Robocalls have become a scourge in recent years, and they’ve only grown worse since callers figured out how to fake consumers’ phone numbers, making a call appear to come from somewhere near you. No one’s had much luck stopping them, but the FCC is finally close to issuing a fine against someone using this tactic.

The commission announced today that it’s proposing a $37.5 million fine against a company based in Arizona that allegedly made 2.3 million telemarking calls under false phone numbers. One woman whose phone number was used said she ended up getting five calls per day on her cellphone from people complaining about being spammed.
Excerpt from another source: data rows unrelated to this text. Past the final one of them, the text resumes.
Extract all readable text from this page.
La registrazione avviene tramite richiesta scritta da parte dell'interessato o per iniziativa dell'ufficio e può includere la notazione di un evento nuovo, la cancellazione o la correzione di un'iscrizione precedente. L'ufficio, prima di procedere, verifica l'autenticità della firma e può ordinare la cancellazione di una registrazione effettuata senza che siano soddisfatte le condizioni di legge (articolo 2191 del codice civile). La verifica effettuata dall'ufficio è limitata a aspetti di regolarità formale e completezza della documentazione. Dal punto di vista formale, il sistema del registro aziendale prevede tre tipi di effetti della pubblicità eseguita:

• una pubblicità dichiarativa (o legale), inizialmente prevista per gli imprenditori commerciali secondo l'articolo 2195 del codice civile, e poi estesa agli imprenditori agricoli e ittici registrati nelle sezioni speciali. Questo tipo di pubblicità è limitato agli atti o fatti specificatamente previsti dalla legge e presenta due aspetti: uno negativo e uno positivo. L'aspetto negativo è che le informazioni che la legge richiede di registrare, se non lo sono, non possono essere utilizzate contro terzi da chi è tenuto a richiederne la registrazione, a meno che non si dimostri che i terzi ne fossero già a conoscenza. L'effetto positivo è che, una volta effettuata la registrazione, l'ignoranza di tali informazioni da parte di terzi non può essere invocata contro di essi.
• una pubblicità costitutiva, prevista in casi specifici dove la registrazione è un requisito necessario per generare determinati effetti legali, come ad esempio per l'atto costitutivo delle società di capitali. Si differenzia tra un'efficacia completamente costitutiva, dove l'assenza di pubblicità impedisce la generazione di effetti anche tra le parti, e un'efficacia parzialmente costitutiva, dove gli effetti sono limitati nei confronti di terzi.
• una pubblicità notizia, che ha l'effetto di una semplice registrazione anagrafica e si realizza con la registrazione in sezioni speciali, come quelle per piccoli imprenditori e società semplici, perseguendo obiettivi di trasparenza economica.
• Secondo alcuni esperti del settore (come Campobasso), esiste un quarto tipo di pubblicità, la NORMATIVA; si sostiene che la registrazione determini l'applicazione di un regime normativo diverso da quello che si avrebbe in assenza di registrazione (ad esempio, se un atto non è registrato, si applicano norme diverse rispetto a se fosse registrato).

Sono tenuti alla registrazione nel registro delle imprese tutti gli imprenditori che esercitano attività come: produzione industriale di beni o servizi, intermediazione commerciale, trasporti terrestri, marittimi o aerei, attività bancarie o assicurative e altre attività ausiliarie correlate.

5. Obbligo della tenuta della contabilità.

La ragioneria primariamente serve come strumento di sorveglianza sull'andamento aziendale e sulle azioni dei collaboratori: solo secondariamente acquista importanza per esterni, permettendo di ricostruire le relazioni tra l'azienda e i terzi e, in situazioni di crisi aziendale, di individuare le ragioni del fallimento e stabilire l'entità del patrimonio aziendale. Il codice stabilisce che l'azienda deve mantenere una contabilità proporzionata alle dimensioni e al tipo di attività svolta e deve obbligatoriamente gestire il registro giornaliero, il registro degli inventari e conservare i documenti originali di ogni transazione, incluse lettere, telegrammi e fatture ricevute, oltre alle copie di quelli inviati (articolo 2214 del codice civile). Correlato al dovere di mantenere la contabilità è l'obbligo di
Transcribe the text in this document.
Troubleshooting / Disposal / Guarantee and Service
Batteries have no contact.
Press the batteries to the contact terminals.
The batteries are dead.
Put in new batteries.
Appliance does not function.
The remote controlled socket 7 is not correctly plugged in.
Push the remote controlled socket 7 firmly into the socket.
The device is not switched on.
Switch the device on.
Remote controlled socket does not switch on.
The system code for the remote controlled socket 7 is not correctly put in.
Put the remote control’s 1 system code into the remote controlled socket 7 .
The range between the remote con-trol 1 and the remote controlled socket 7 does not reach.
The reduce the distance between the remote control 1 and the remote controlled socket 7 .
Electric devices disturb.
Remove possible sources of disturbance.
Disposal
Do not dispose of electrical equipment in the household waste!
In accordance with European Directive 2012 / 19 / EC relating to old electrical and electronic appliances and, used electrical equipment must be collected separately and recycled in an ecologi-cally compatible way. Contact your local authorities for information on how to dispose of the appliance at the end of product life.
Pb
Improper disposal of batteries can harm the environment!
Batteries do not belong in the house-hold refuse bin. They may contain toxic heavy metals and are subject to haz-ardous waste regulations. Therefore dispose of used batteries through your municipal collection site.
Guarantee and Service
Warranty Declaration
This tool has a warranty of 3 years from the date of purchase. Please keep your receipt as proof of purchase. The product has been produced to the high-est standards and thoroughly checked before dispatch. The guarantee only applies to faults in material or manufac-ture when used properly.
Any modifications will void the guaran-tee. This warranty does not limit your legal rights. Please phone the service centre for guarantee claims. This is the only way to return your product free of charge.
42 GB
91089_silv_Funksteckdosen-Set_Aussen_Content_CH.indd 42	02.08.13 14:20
This robocall campaign started in 2016 and ran for 14 months, according to the commission. Some calls are also said to have come from unassigned numbers or numbers from burner phones, which would also violate caller ID laws, because the actual caller’s name and number were hidden.

Fines could deter other robocallers, but it’s mostly up to tech to stop them

The FCC says this is its “first major enforcement action against a company that apparently commandeered consumers’ phone numbers.”

For now, the fine remains a proposal, which the accused company will have a chance to fight or settle. The calls were said to be made by a company named Affordable Enterprises as a way to sell home remodeling services.

In addition to proposing the fine against Affordable Enterprises, the FCC is also finalizing another robocalling fine today. This one is against a specific telemarketer who was selling health insurance. The commission is fining him $82 million for making 21 million calls. Those calls were also spoofed to show fake numbers, but they relied on unassigned phone numbers, instead of numbers currently in use.

These fines could help to deter other bad actors, but ultimately, they won’t be enough. Many robocalls now originate overseas, limiting what the FCC can do to fight them. Instead, the commission has been leaning on phone and tech companies to help out by giving them leeway to block calls that appear to be coming from spammers. Though at least so far, that obviously hasn’t been enough either.